Flucht vor dem Grundsatzurteil

Wenn Banken oder Versicherer vor dem Bundesgerichtshof zu scheitern drohen, ziehen sie schnell die Revision zurück. Ein neues Gesetz verhindert das.

Düsseldorf. Die Prozessniederlage droht — da ziehen wir lieber die Revision zurück. Dann müssen wir uns zwar in diesem Einzelfall geschlagen geben, aber es gibt wenigstens kein Grundsatzurteil.

Mit dieser Marschroute kamen Versicherungen, Banken oder auch Stromanbieter bisher günstig davon. Doch ein neues Gesetz macht ihnen diese Taktik nun kaputt — und das nutzt dem Verbraucher.

Aus der Verhandlungsführung der Richter, aus Fragestellungen oder Andeutungen können Rechtsanwälte leicht erkennen, in welche Richtung ein Gericht bei seiner bevorstehenden Entscheidung tendiert.

Daher streichen sie zuweilen vor einem entsprechenden Urteil des höchsten Zivilgerichts, dem Bundesgerichtshof (BGH), die Segel. Sie akzeptieren in dem Einzelfall zwar eine Prozessniederlage, denn in der gerichtlichen Vorinstanz (Landgericht oder Oberlandesgericht) hatten sie ja verloren.

Wenn sie die gegen dieses Urteil eingelegte Revision zurückziehen, wird damit das vorangegangene Urteil rechtskräftig.

Doch das tut ihnen nicht so weh — sie verlieren nur in diesem speziellen Fall gegen diesen speziellen Prozessgegner. Weil es aber nicht zum Grundsatzurteil des Bundesgerichtshofs kommt, gibt es auch keine höchstrichterliche Leitlinie, auf die sich andere Kläger in parallel laufenden Verfahren berufen können.

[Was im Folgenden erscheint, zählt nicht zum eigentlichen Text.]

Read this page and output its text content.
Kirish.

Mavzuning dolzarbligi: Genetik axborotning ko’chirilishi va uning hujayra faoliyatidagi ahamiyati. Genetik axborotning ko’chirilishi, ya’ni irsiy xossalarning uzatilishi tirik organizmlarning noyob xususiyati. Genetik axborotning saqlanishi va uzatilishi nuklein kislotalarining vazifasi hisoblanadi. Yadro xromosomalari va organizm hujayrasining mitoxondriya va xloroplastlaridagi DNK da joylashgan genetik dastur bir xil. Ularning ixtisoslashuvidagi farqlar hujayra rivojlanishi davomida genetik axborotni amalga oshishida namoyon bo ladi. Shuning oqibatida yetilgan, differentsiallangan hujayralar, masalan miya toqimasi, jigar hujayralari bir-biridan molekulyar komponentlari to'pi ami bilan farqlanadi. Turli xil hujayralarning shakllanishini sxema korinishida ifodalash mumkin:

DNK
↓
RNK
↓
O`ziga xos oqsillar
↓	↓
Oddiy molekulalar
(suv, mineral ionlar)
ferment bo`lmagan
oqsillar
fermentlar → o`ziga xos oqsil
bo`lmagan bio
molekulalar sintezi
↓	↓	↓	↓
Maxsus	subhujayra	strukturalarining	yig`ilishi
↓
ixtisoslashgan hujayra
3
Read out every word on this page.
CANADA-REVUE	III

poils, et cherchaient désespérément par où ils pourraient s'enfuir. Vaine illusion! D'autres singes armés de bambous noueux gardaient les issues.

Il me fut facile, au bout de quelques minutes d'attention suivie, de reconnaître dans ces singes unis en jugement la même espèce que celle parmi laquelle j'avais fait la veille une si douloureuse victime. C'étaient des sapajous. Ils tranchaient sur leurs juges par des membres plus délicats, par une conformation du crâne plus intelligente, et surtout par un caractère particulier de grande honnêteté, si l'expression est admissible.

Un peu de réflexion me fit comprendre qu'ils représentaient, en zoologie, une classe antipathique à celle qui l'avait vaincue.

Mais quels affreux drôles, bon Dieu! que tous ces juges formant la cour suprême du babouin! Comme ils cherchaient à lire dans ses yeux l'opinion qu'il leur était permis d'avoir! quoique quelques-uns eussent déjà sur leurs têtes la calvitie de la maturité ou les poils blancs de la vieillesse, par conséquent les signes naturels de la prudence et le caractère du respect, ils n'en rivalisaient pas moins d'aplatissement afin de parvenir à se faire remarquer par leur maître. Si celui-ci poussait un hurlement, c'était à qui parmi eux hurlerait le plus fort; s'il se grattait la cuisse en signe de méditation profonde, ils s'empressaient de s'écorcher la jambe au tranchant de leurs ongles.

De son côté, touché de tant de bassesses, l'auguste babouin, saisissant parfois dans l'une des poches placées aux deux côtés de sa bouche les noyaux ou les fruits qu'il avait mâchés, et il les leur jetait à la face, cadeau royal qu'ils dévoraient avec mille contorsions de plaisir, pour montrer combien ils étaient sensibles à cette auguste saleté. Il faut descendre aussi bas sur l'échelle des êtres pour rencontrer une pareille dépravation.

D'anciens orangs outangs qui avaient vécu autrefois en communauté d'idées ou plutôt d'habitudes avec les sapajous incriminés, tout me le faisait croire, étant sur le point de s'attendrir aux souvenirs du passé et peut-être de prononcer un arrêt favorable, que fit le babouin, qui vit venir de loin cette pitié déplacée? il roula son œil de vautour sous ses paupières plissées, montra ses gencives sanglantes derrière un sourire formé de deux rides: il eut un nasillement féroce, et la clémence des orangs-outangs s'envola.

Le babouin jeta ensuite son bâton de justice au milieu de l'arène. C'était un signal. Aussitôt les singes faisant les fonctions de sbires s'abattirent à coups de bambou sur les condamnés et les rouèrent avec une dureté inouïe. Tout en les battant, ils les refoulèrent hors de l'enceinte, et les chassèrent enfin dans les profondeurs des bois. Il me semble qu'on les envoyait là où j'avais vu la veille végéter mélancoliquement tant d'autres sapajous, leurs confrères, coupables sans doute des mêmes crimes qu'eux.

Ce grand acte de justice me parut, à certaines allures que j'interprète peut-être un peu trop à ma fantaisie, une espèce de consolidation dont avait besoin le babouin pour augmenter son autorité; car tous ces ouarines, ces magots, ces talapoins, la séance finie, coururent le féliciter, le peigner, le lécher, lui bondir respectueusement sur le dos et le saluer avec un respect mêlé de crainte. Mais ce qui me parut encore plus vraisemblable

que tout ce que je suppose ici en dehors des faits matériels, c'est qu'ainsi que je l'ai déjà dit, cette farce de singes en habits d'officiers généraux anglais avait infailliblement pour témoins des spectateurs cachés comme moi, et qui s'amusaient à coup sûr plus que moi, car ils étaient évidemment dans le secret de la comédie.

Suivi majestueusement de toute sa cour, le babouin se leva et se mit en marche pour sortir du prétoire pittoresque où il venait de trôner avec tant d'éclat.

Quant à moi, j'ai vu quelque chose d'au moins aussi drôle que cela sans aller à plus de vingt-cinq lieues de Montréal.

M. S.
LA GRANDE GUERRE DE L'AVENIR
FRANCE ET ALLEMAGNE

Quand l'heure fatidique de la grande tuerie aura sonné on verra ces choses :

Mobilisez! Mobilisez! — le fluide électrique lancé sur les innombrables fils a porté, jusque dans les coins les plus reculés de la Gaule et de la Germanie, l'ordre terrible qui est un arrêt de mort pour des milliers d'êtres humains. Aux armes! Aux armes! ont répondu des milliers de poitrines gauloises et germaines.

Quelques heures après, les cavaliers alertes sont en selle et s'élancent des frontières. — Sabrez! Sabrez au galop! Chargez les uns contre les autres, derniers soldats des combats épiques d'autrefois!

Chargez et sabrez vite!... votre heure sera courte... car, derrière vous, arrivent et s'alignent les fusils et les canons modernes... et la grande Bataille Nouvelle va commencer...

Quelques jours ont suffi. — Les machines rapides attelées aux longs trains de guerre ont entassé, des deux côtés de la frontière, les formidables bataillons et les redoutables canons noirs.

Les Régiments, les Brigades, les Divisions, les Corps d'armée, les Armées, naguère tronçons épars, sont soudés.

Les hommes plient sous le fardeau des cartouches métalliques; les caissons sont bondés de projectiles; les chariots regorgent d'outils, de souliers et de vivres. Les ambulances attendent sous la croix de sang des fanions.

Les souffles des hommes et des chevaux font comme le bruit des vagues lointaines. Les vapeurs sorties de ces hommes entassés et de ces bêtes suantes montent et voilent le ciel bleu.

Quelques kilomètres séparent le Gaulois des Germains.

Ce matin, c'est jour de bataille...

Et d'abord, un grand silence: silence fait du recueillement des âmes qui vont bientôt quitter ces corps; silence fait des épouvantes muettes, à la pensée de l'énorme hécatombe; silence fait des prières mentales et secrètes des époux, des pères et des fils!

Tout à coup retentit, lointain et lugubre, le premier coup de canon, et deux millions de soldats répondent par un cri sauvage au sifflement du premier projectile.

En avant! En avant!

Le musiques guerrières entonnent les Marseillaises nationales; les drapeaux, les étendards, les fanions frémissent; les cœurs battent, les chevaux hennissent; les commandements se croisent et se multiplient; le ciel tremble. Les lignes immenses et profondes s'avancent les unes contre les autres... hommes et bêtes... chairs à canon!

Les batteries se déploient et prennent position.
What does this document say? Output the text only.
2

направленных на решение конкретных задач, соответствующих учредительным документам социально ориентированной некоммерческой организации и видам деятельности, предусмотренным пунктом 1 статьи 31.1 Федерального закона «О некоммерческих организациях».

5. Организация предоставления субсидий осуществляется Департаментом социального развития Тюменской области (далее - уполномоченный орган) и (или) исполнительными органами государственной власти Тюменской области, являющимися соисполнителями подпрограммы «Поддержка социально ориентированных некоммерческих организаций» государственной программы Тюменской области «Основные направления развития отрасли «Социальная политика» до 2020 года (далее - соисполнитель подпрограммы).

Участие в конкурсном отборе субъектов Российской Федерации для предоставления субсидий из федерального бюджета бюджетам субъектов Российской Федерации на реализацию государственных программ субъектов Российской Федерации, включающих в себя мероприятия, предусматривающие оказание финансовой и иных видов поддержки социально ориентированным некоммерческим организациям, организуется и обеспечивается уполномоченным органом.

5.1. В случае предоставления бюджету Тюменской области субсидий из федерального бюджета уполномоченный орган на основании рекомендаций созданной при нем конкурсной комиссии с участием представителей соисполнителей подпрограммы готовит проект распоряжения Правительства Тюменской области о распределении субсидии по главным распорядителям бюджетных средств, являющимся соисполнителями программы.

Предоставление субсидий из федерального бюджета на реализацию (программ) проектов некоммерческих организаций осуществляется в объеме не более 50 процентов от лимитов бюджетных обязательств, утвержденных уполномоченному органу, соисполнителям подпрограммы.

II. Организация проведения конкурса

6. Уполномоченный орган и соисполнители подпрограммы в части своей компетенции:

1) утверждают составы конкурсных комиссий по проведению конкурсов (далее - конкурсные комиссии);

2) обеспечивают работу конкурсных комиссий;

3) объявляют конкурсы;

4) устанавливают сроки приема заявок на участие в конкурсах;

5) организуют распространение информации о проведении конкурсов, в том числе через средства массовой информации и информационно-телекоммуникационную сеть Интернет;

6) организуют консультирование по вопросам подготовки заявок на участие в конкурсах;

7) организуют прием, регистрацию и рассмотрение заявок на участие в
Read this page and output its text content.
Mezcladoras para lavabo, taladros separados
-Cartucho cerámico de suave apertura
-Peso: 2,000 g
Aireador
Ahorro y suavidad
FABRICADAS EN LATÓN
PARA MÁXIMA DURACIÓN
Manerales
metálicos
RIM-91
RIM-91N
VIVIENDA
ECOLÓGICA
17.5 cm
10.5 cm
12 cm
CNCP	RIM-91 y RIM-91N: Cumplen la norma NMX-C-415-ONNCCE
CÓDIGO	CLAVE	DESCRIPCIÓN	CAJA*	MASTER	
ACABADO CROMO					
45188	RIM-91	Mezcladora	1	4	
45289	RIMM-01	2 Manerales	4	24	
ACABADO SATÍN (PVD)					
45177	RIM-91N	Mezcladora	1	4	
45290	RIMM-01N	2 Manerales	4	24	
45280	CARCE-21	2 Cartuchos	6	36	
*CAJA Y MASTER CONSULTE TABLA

Beispiel Kassenleistung: Eine private Krankenkasse wird gerichtlich verdonnert, eine neuartige Augenoperation zu bezahlen. Gegen das Urteil zieht sie vor den BGH, um sich zu wehren.

Als sich andeutet, dass die Kasse verliert, streicht sie die Segel und bezahlt — aber eben nur in diesem Einzelfall. Andere Patienten haben kein höchstrichterliches Urteil als Argumentationsstütze für ihre Klage.

Beispiel Strompreis: Ein Verbraucher wehrt sich gegen zu hohe Stromkosten. Die untere Gerichtsinstanz gibt ihm Recht, weil eine bestimmte Strompreisklausel unwirksam ist.

Als der Stromanbieter auch vor dem BGH zu scheitern droht, zieht er seine Revision zurück. Er erstattet dem Kläger zu viel gezahlte Stromkosten, aber seine Klauseln bleiben gültig, alle anderen Kunden müssen weiter zahlen.

Beispiel Bankberatung: Eine Bank wird wegen falscher Wertpapierberatung zu Schadensersatz verurteilt. Die Revision zieht sie zurück, muss daher in diesem Einzelfall Schadensersatz zahlen; andere falsch Beratene haben aber kein Grundsatzurteil, auf das sie ihre Klage stützen können.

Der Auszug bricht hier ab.